Would it be a good idea to create a singleton wrapper around the DocumentBuilder factory and DocumentBuilder instances as shown below :
public final class DOMParser {
private DocumentBuilderFactory = new DocumentBuilderFactory();
private DocumentBuilder builder;
private static DOMParser instance = new DOMParser();
private DOMParser() {
builder = factory.newDocumentBuilder();
}
public Document parse(InputSource xml) {
return builder.parser(xml);
}
}
Are there any problems that can arise if the above singleton is shared across multiple threads? If not, will there be any performance gain by using the above approach of creating the DocumentBuilderFactory and the DocumentBuilder instances only once throughout the lifetime of the application?
Edit :
The only time we can face a problem is if DocumentBuilder saves some state information while parsing an XML file which can affect the parsing of the next XML file.

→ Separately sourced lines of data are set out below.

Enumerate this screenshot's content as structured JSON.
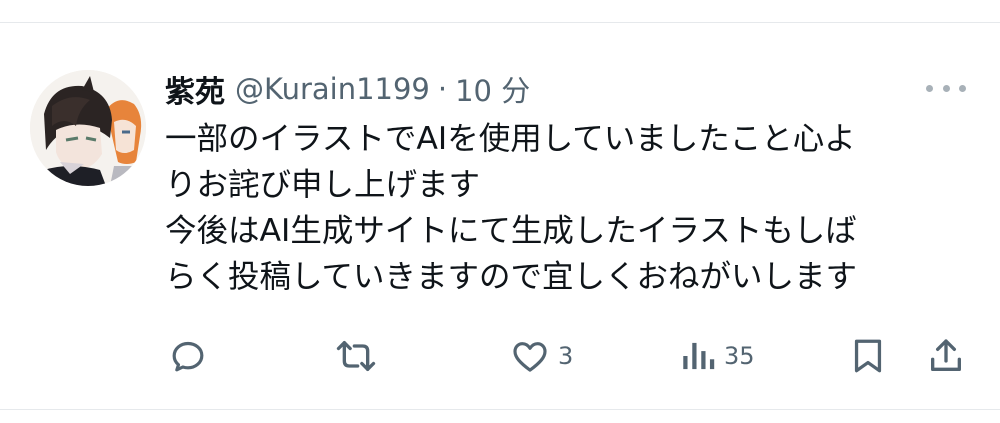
{
  "tweet": {
    "display_name": "紫苑",
    "handle": "@Kurain1199",
    "separator": "·",
    "time": "10 分",
    "lines": [
      "一部のイラストでAIを使用していましたこと心よ",
      "りお詫び申し上げます",
      "今後はAI生成サイトにて生成したイラストもしば",
      "らく投稿していきますので宜しくおねがいします"
    ]
  },
  "actions": {
    "reply": {
      "icon": "reply-icon",
      "count": ""
    },
    "retweet": {
      "icon": "retweet-icon",
      "count": ""
    },
    "like": {
      "icon": "heart-icon",
      "count": "3"
    },
    "views": {
      "icon": "views-icon",
      "count": "35"
    },
    "bookmark": {
      "icon": "bookmark-icon",
      "count": ""
    },
    "share": {
      "icon": "share-icon",
      "count": ""
    }
  },
  "colors": {
    "text": "#0f1419",
    "secondary": "#536471",
    "icon": "#536471",
    "divider": "#e6e9ec"
  }
}
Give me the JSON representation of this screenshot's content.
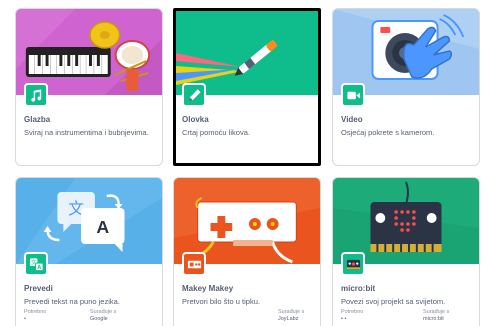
{
  "cards": [
    {
      "title": "Glazba",
      "description": "Sviraj na instrumentima i bubnjevima.",
      "icon": "music-notes-icon",
      "banner_color": "#cf63cf",
      "icon_bg": "#0fbd8c",
      "selected": false
    },
    {
      "title": "Olovka",
      "description": "Crtaj pomoću likova.",
      "icon": "pencil-icon",
      "banner_color": "#0fbd8c",
      "icon_bg": "#0fbd8c",
      "selected": true
    },
    {
      "title": "Video",
      "description": "Osjećaj pokrete s kamerom.",
      "icon": "video-camera-icon",
      "banner_color": "#9ec6f0",
      "icon_bg": "#0fbd8c",
      "selected": false
    },
    {
      "title": "Prevedi",
      "description": "Prevedi tekst na puno jezika.",
      "icon": "translate-icon",
      "banner_color": "#58b0e8",
      "icon_bg": "#0fbd8c",
      "selected": false,
      "requirements": [
        {
          "label": "Potrebno",
          "value": "•"
        },
        {
          "label": "Surađuje s",
          "value": "Google"
        }
      ]
    },
    {
      "title": "Makey Makey",
      "description": "Pretvori bilo što u tipku.",
      "icon": "makey-makey-icon",
      "banner_color": "#e9541f",
      "icon_bg": "#e9541f",
      "selected": false,
      "requirements": [
        {
          "label": "Surađuje s",
          "value": "JoyLabz"
        }
      ]
    },
    {
      "title": "micro:bit",
      "description": "Povezi svoj projekt sa svijetom.",
      "icon": "microbit-icon",
      "banner_color": "#1aa373",
      "icon_bg": "#0fbd8c",
      "selected": false,
      "requirements": [
        {
          "label": "Potrebno",
          "value": "• •"
        },
        {
          "label": "Surađuje s",
          "value": "micro:bit"
        }
      ]
    }
  ]
}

See the comments section for other questions about the same matter. Short answer for your question: no, it's not ok to put these classes in a singleton. Neither DocumentBuilderFactory nor DocumentBuilder are guaranteed to be thread safe. If you have several threads parsing XML, make sure each thread has its own version of DoumentBuilder. You only need one of them per thread since you can reuse a DocumentBuilder after you reset it.
EDIT A small snippet to show that using same DocumentBuilder is bad. With java 1.6_u32 and 1.7_u05 this code fails with org.xml.sax.SAXException: FWK005 parse may not be called while parsing
. Uncomment synchronization on builder, and it works fine:
DocumentBuilderFactory factory = DocumentBuilderFactory.newInstance();
final DocumentBuilder builder = factory.newDocumentBuilder();
ExecutorService exec = Executors.newFixedThreadPool(10);
for (int i = 0; i < 10; i++) {
exec.submit(new Runnable() {
public void run() {
try {
// synchronized (builder) {
InputSource is = new InputSource(new StringReader("<?xml version=\"1.0\" encoding=\"UTF-8\" ?><俄语>данные</俄语>"));
builder.parse(is);
builder.reset();
// }
} catch (Exception e) {
e.printStackTrace();
}
}
});
}
exec.shutdown();
So here's your answer - do not call DocumentBuilder.parse()
from multiple threads. Yes, this behavior might be JRE specific, if you're using IBM java or JRockit or give it a different DocumentBuilderImpl, it might work fine, but for default xerces implementation - it does not.
The JAXP Specification (V 1.4) says:
It is expected that the newSAXParser method of a SAXParserFactory implementation, the newDocumentBuilder method of a DocumentBuilderFactory and the newTransformer method of a TransformerFactory will be thread safe without side effects. This means that an application programmer should expect to be able to create transformer instances in multiple threads at once from a shared factory without side effects or problems.
https://jaxp.java.net/docs/spec/html/#plugabililty-thread-safety
So, for example, you should be able to create a single DocumentBuilderFactory instance via DocumentBuilderFactory.newInstance and then use that single factory to create a DocumentBuilder per thread via DocumentBuilderFactory.newDocumentBuilder. You could also create a pool of DocumentBuilders.
I can't find anywhere that says that, for example, the static method DocumentBuilderFactory.newInstance is thread-safe. The implementation appears thread-safe in that there is some method synchronization being done, but the spec specifically says that DocumentBuilderFactory.newDocumentBuilder is thread safe.